A Prefeitura de Itabuna reajustou os contratos da coleta de resíduos sólidos e da requalificação da Praça Otávio Mangabeira (Praça Camacan), a cargo das empresas Biosanear e ORDF Construções, respectivamente.

Prorrogada por 12 meses, a despesa com a coleta de lixo subirá 5,72% no período, saindo de R$ 30.541.934,62 para R$ 32.288.933,28, uma variação de R$ 1,7 milhão por ano.

A média mensal de 2024 ficou em torno de R$ 2,5 milhões. A perspectiva para a deste ano é de R$ 2,6 milhões. O custo aumenta em meses com eventos de grande porte, a exemplo da Lavagem do Beco do Fuxico, no Carnaval, e do Itapedro, em junho, quando o volume de resíduos coletados costuma ficar acima da média.

PRAÇA 

A reforma da Praça Camacan foi orçada inicialmente em R$ 2.745.562. Com o reajuste formalizado nesta semana, de 7,74%, o investimento chegará a R$ 2.958.127,42.

De acordo com a Prefeitura de Itabuna, a reconstrução faz parte do Praça Viva, vinculado ao Programa Acelera Itabuna (PAI).
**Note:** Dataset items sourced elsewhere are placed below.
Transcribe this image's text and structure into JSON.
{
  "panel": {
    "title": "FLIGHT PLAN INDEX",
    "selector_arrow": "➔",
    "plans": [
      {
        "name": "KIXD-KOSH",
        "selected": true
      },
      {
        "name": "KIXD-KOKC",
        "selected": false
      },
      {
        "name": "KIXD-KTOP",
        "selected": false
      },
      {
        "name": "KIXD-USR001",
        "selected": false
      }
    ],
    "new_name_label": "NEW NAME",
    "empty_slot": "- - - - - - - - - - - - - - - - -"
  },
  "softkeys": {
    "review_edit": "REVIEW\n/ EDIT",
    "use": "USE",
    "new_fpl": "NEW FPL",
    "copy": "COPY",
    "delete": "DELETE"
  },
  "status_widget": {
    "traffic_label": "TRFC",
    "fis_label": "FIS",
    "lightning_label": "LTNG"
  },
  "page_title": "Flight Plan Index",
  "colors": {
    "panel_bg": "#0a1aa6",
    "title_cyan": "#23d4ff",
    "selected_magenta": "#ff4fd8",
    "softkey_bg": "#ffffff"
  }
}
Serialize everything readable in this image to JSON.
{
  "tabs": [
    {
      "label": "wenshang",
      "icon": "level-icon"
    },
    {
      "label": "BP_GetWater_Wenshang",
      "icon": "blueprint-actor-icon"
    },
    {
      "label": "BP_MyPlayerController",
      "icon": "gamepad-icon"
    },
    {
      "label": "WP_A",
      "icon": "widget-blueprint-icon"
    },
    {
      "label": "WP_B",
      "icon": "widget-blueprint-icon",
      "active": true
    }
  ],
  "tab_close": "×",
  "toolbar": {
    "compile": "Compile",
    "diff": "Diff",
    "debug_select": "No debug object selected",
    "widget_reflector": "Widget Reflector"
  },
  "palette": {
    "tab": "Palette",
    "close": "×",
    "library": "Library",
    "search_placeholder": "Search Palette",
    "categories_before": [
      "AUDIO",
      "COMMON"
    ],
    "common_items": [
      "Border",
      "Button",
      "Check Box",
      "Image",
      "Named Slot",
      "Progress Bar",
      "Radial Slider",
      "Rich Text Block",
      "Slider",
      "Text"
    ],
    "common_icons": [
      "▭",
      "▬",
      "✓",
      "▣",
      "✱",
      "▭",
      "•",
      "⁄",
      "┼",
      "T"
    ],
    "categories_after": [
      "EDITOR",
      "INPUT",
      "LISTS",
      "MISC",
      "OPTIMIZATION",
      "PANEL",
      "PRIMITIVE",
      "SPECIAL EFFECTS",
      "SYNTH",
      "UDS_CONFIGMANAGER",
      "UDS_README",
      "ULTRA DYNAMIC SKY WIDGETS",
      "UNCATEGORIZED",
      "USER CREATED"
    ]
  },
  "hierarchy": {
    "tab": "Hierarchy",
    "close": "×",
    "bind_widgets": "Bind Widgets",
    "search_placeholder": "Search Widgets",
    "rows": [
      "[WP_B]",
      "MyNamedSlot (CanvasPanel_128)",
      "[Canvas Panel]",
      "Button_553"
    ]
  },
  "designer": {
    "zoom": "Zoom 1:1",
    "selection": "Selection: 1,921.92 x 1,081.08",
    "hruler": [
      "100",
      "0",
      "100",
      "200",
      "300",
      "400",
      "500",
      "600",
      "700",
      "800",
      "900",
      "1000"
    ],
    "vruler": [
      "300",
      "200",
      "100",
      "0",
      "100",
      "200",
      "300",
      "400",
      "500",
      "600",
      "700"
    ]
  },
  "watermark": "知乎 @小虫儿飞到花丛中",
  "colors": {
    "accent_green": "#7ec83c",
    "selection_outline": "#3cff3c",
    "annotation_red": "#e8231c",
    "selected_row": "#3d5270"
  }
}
A Praça ganhará dois estacionamentos, iluminação em LED e pisos novos, parquinho e fonte luminosa, com tecnologia mais moderna, além da manutenção da arborização.

Também serão entregues 18 quiosques padronizados, por meio de Chamamento Público, com prioridade para os comerciantes mais antigos do local, conforme a Prefeitura. As obras começaram em janeiro de 2024, com previsão inicial de entrega em 180 dias.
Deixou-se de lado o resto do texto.